Debian wheezy includes a bunch of excellent new Haskell libraries. I'm going to highlight one that should be interesting to non-Haskell developers, who may have struggled with writing non-buggy threaded programs in other languages: libghc-stm-dev
I had given up on most threaded programs before learning about Software Transactional Memory. Writing a correct threaded program, when multiple threads needed to modify the same state, needed careful uses of locking. In my experience, locking is almost never gotten right the first time.
A real life example I encountered is an app that displays a queue of files to be downloaded, and a list of files currently downloading. Starting a new download would go something like this:
startDownload = do
file <- getQueuedFile
startDownloadThread file
push file currentDownLoads
But there's a point in time in which another thread, that refreshes the display, could then see an inconsistent state, where the file is in neither place. To fix this, you'd need to add lock checking around all accesses to the download queue and current downloads list, and lock them both here. (And be sure to always take the locks in the same order!)
But, it's worse than that, because how is getQueuedFile
implemented?
If the queue is empty, it needs to wait on a file being added. But how
can a file be added the queue if we've locked it in order to perform this
larger startDownload
operation? What should be really simple code
has become really complex juggling of locks.

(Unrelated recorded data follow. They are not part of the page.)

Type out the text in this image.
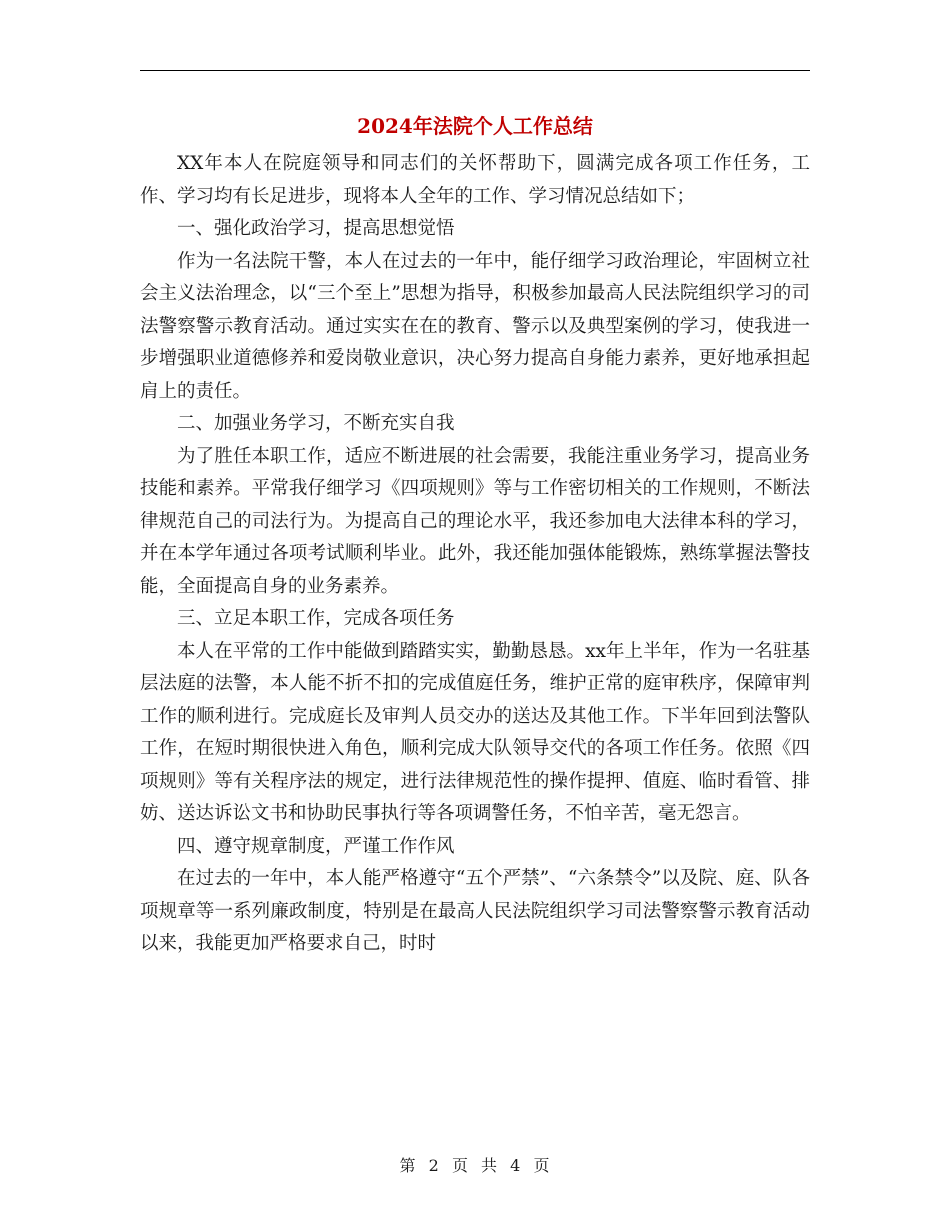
2024年法院个人工作总结

XX年本人在院庭领导和同志们的关怀帮助下，圆满完成各项工作任务，工作、学习均有长足进步，现将本人全年的工作、学习情况总结如下；

一、强化政治学习，提高思想觉悟

作为一名法院干警，本人在过去的一年中，能仔细学习政治理论，牢固树立社会主义法治理念，以“三个至上”思想为指导，积极参加最高人民法院组织学习的司法警察警示教育活动。通过实实在在的教育、警示以及典型案例的学习，使我进一步增强职业道德修养和爱岗敬业意识，决心努力提高自身能力素养，更好地承担起肩上的责任。

二、加强业务学习，不断充实自我

为了胜任本职工作，适应不断进展的社会需要，我能注重业务学习，提高业务技能和素养。平常我仔细学习《四项规则》等与工作密切相关的工作规则，不断法律规范自己的司法行为。为提高自己的理论水平，我还参加电大法律本科的学习，并在本学年通过各项考试顺利毕业。此外，我还能加强体能锻炼，熟练掌握法警技能，全面提高自身的业务素养。

三、立足本职工作，完成各项任务

本人在平常的工作中能做到踏踏实实，勤勤恳恳。xx年上半年，作为一名驻基层法庭的法警，本人能不折不扣的完成值庭任务，维护正常的庭审秩序，保障审判工作的顺利进行。完成庭长及审判人员交办的送达及其他工作。下半年回到法警队工作，在短时期很快进入角色，顺利完成大队领导交代的各项工作任务。依照《四项规则》等有关程序法的规定，进行法律规范性的操作提押、值庭、临时看管、排妨、送达诉讼文书和协助民事执行等各项调警任务，不怕辛苦，毫无怨言。

四、遵守规章制度，严谨工作作风

在过去的一年中，本人能严格遵守“五个严禁”、“六条禁令”以及院、庭、队各项规章等一系列廉政制度，特别是在最高人民法院组织学习司法警察警示教育活动以来，我能更加严格要求自己，时时

第 2 页 共 4 页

STM deals with this in a much nicer way:
startDownload = atomically $ do
file <- getQueuedFile
startDownloadThread file
push file currentDownLoads
Now the two operations are performed as one atomic transaction. It's not possible for any other thread to see an inconsistent state. No explicit locking is needed.
And, getQueuedFile
can do whatever waiting it needs to, also using STM.
This becomes part of the same larger transaction, in a way that cannot
deadlock. It might be implemented like this:
getQueuedFile = atomically $
size <- getSize downLoadQueue
if size == 0
then retry
else pop downloadQueue
When the queue is empty and this calls "retry", STM automatically waits for the queue to change before restarting the transaction. So this blocks until a file becomes available. It does it without any locking, and without you needing to explicitly tell STM what you're waiting on.
I find this beautiful, and am happier with it the more I use it in my code.
Functions like getQueuedFile
that run entirely in STM are building blocks
that can be snapped together without worries to build more and more complex
things.
For non-Haskell developers, STM is also available in Clojure, and work is underway to add it to gcc. There is also Hardware Transactional Memory coming, to speed it up. Although in my experience it's quite acceptably fast already.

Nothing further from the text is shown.